Seul probleme me faisant reflechir , j'ai peur que le multi-fenetre, qui semble se profiler soit seulement exclusif à l'Ipad air 2 ( avec les 2 go de Ram le supportant)....
Trouvant cette fonction tres interessante , je ne sais pas quoi faire... pensez vous que cette fonction si elle apparait, ne sera proposée que sur la derniere generation d'Ipad?

Merci à tous !


----------



## LukeSkywalker (6 Septembre 2014)

Tu seras peut être fixé dans quelques jours ou quelques semaines...  Patience...


----------



## adixya (6 Septembre 2014)

Sage conseil, ce n'est pas du tout le moment de faire un achat aussi important avec des incertitudes alors qu'il y aura les réponses dans quelques jours...

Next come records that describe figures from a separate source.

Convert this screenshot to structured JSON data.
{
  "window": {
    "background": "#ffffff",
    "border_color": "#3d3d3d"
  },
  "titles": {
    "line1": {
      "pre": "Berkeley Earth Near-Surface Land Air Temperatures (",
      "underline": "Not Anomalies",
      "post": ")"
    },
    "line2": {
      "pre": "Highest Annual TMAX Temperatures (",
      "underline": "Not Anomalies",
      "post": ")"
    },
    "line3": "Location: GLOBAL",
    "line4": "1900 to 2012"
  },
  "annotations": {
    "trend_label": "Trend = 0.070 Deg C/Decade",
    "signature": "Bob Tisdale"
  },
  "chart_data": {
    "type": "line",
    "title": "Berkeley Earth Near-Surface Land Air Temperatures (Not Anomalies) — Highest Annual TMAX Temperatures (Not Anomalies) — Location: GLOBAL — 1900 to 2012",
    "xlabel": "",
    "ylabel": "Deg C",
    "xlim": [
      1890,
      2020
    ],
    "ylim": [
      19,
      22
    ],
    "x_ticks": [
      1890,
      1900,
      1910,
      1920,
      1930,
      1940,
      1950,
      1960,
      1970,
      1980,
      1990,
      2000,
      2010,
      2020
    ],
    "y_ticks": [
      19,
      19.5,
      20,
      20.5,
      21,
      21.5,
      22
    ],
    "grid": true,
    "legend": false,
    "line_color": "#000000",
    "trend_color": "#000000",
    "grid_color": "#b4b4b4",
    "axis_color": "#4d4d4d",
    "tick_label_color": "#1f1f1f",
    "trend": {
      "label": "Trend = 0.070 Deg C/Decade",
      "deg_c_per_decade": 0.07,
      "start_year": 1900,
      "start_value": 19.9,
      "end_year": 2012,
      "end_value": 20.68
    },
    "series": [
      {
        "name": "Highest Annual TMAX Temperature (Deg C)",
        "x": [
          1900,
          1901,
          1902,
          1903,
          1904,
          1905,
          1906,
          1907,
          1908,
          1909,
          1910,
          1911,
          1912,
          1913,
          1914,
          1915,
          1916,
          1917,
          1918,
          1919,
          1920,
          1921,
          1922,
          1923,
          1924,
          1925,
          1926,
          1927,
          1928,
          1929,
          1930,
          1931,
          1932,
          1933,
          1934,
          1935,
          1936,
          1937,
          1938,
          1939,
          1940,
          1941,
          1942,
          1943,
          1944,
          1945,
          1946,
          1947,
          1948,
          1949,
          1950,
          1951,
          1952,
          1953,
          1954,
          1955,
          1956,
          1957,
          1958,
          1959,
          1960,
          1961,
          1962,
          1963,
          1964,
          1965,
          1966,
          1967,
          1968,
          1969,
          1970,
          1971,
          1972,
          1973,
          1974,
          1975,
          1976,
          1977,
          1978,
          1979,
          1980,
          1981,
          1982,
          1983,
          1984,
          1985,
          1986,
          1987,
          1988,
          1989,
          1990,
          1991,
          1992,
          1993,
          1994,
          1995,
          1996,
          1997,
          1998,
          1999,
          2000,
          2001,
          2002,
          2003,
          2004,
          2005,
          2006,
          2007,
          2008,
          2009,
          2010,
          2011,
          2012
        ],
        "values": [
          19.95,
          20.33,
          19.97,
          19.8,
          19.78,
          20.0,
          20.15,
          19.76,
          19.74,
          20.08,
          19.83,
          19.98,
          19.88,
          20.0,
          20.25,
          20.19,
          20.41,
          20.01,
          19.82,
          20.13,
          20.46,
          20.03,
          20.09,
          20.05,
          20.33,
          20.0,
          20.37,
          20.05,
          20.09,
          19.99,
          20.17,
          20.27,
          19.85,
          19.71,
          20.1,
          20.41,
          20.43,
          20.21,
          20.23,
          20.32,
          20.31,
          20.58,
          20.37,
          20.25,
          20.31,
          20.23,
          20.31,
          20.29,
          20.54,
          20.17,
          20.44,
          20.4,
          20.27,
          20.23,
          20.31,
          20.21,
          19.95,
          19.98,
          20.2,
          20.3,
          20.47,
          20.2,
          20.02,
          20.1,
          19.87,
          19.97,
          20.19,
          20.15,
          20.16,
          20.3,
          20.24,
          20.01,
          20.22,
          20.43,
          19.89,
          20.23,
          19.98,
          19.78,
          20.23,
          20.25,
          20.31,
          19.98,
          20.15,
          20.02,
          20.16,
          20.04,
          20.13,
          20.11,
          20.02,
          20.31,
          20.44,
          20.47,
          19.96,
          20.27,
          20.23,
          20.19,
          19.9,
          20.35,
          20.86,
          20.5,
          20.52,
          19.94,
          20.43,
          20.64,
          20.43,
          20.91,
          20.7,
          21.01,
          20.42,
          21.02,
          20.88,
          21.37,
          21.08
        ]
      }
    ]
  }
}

Mais peut être pas au sujet du multifenetrage, car ils disaient que ce serait pour une version ios8 ultérieure...


----------



## bionic 3 (6 Septembre 2014)

Merci,
c'est juste que l'Ipad Air est à 419 euros sur le refurb , et je sens qu'il ne le sera plus apres la Keynote , du coup c'etait l'occasion de me l'acheter pour un plus petit prix.


----------



## adixya (6 Septembre 2014)

Pourquoi il n'y sera plus à la keynote ? Il y a des iPad Air assez régulièrement sur le refurb ainsi que d'autres modèles plus anciens. Même si il disparaît un temps, ça finit par revenir.

Sinon, je vendrai certainement mon 128 Go wifi silver quand le air 2 sera sorti si ça t'intéresse


----------